Various functions of the NIMA vector score (such as the mean) can then be used to rank photos aesthetically. Some test photos from the large-scale database for Aesthetic Visual Analysis (AVA) dataset as ranked by NIMA, along with predicted NIMA scores, are shown below. Each AVA photo is scored by an average of 200 people in response to photography contests. As can be seen, after training, the aesthetic ranking of these photos by NIMA closely matches the mean scores given by human raters. We find that NIMA performs equally well on other datasets, with predicted quality scores close to human ratings.
|Ranking some examples labelled with “landscape” tag from AVA dataset using NIMA. Predicted NIMA (and ground truth) scores are shown below each image.|
NIMA scores can also be used to compare the quality of images of the same subject which may have been distorted in various ways. Images shown in the following example are part of the TID2013 test set, which contain various types and levels of distortions.
|Ranking some examples from TID2013 dataset using NIMA. Predicted NIMA scores are shown below each image.|
Perceptual Image Enhancement
As we’ve shown in another recent paper, quality and aesthetic scores can also be used to perceptually tune image enhancement operators. In other words, maximizing NIMA score as part of a loss function can increase the likelihood of enhancing perceptual quality of an image. The following example shows that NIMA can be used as a training loss to tune a tone enhancement algorithm. We observed that the baseline aesthetic ratings can be improved by contrast adjustments directed by the NIMA score. Consequently, our model is able to guide a deep CNN filter to find aesthetically near-optimal settings of its parameters, such as brightness, highlights and shadows.

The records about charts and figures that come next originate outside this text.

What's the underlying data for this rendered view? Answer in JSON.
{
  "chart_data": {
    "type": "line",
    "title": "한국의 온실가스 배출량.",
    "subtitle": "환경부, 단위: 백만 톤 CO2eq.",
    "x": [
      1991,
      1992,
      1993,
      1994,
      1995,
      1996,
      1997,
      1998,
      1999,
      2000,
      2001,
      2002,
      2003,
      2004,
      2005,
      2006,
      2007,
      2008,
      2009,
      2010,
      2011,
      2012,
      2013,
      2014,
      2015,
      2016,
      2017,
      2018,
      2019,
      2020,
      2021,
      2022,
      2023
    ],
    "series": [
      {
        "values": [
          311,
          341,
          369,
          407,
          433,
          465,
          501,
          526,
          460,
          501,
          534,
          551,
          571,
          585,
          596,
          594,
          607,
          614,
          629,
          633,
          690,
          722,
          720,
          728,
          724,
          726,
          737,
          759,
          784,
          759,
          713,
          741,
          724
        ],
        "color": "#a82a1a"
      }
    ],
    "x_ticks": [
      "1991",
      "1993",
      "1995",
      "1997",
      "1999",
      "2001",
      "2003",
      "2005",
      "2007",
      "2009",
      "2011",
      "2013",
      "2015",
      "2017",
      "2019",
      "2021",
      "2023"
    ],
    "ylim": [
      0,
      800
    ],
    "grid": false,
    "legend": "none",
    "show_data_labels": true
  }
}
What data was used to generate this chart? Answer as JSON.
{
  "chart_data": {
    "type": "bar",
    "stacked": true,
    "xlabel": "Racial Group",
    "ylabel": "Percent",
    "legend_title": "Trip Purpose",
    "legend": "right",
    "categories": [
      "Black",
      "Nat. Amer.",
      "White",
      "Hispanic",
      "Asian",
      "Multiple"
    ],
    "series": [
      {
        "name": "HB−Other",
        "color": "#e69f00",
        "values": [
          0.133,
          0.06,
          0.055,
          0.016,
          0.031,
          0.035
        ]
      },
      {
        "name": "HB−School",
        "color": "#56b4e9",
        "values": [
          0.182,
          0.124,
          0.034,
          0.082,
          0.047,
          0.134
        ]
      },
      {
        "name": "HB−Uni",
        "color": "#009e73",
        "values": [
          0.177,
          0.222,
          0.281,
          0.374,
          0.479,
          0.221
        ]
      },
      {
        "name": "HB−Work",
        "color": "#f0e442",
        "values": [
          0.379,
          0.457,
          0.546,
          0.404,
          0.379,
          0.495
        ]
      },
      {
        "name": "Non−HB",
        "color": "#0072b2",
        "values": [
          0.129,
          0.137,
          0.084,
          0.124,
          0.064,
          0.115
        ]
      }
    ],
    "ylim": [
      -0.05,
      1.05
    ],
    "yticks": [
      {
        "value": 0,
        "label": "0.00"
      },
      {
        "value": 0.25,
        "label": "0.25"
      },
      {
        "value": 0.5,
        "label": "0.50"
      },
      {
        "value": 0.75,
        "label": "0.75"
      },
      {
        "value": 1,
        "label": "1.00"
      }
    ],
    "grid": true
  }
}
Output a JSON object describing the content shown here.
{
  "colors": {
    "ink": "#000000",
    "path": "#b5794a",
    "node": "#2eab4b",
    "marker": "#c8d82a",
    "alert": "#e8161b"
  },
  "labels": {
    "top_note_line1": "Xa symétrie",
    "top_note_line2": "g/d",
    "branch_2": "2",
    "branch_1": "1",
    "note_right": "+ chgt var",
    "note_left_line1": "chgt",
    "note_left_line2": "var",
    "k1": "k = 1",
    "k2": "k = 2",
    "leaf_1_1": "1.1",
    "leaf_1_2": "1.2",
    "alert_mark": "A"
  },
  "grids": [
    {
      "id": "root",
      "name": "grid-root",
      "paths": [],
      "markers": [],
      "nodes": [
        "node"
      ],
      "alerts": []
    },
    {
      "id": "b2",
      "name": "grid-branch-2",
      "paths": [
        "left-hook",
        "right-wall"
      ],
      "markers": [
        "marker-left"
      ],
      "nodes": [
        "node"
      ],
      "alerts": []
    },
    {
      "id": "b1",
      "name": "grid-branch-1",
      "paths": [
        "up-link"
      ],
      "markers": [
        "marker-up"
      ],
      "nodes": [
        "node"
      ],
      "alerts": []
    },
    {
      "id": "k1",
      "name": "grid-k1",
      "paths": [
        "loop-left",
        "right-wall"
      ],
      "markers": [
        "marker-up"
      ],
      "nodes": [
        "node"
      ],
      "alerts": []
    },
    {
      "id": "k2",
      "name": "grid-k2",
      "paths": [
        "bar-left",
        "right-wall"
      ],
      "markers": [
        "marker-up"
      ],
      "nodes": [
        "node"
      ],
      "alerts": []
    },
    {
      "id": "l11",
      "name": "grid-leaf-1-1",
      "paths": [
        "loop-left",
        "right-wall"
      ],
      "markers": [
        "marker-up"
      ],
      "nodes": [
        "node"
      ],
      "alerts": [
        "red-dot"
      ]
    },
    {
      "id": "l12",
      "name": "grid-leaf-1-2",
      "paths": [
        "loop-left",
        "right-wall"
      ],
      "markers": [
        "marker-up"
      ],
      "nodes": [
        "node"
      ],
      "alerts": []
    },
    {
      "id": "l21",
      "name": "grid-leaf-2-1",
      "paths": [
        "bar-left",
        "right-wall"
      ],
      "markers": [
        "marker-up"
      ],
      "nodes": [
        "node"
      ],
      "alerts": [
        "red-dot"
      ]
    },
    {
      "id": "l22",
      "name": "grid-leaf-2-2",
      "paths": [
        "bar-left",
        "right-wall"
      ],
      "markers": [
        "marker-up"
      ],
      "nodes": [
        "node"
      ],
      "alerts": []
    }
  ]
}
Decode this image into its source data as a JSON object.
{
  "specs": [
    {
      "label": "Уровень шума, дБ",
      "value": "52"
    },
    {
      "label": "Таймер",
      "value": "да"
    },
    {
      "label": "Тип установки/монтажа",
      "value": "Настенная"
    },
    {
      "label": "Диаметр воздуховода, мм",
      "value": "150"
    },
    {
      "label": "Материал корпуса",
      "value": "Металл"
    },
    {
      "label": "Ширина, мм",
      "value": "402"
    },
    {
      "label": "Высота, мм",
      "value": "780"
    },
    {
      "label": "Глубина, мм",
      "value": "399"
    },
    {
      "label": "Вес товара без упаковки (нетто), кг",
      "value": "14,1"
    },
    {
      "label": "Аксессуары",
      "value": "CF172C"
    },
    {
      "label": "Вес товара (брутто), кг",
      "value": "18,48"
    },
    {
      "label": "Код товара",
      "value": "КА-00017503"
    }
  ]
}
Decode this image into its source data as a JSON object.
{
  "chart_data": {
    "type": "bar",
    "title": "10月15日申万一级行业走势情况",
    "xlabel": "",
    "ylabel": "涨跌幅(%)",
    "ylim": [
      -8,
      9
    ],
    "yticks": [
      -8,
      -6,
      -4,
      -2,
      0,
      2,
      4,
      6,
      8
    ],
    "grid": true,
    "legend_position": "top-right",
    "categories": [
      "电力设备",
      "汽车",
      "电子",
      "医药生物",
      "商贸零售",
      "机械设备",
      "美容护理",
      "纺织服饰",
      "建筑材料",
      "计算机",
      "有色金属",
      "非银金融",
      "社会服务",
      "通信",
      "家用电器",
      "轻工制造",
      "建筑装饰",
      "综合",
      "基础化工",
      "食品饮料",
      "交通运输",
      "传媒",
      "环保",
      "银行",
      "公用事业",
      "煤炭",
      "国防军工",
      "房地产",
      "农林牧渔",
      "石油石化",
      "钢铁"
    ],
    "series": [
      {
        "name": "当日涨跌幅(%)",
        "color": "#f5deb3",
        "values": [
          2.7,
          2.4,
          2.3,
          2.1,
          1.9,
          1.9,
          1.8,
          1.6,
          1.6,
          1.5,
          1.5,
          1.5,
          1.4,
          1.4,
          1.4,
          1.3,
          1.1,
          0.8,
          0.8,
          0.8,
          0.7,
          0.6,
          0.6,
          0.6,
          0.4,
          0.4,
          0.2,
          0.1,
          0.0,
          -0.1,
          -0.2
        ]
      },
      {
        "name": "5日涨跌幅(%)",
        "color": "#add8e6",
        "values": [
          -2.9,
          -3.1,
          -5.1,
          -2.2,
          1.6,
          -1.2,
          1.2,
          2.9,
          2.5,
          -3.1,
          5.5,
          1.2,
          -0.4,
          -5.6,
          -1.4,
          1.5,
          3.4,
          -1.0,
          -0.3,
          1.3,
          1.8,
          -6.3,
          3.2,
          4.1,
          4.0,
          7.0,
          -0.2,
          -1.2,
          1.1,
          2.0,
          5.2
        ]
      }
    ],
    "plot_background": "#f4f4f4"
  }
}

|NIMA can be used as a training loss to enhance images. In this example, local tone and contrast of images is enhanced by training a deep CNN with NIMA as its loss. Test images are obtained from the MIT-Adobe FiveK dataset.|
Our work on NIMA suggests that quality assessment models based on machine learning may be capable of a wide range of useful functions. For instance, we may enable users to easily find the best pictures among many; or to even enable improved picture-taking with real-time feedback to the user. On the post-processing side, these models may be used to guide enhancement operators to produce perceptually superior results. In a direct sense, the NIMA network (and others like it) can act as reasonable, though imperfect, proxies for human taste in photos and possibly videos. We’re excited to share these results, though we know that the quest to do better in understanding what quality and aesthetics mean is an ongoing challenge — one that will involve continuing retraining and testing of our models.